Great Britain and Netherlands lead out eights

The women’s eights preliminary turned into a clash between world champions the Netherlands and world bronze medallists Great Britain, both with a few changes from the crews which raced in Shanghai. The Dutch had the lead for the first half, but never by much, before the British got their bows in front and managed to keep things that way. Australia were third.

In the men’s eight the Dutch were again the fastest starters, but this time managed to hold on to their advantage. Romania had a storming row for second, producing the quickest 500m of any boat in the race in their closing quarter, and Great Britain were third.

Stunning debut for Veloso

Portugal’s Joao Veloso made an excellent World Rowing Cup debut at the age of 18, winning his heat of the lightweight men’s single sculls in the fastest of the two races.
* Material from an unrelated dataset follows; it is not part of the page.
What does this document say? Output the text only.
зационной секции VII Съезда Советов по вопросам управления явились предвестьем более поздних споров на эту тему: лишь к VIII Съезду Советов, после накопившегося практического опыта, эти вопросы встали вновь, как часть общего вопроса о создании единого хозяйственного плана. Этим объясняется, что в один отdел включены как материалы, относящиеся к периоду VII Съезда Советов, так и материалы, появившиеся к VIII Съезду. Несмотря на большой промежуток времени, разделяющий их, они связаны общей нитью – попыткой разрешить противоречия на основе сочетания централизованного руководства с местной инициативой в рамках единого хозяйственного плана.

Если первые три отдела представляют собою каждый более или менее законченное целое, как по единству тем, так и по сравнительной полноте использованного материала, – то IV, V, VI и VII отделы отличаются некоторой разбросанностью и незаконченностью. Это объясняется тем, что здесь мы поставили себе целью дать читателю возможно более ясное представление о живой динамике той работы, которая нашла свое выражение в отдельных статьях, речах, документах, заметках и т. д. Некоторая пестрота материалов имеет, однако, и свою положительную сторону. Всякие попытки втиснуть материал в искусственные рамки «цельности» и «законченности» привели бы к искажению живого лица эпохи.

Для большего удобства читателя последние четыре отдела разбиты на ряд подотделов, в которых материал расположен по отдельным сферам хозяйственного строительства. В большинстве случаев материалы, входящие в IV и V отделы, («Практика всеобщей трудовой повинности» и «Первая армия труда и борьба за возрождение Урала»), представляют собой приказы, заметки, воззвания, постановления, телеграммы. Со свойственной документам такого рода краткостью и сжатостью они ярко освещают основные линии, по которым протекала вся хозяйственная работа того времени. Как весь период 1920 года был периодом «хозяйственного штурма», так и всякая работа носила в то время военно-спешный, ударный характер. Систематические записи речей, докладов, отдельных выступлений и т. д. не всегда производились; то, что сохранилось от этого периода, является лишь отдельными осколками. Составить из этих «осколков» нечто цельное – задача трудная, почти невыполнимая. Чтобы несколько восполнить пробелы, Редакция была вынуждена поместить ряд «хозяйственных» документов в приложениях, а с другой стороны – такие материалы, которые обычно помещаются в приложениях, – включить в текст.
He will meet Hiu Chin Chiu (HKG), now a three-time World Rowing Cup medallist, in the final, as well as scullers from Venezuela, Argentina, the USA and neutral athlete Mikita Karneyeu.

Kenia Lechuga (MEX) has been training in Seville ahead of the World Rowing Cup and she and her pink boat are clearly familiar with the course now. Lechuga won heat 1 comfortably over Isobel Clements (IRL), but will know Femke van de Vliet (NED) is also in good form, after the Dutchwoman took the heat 2 victory.

Venezuela won the lightweight women’s double sculls preliminary, while Hong Kong, China, took the win in the lightweight men’s double sculls preliminary.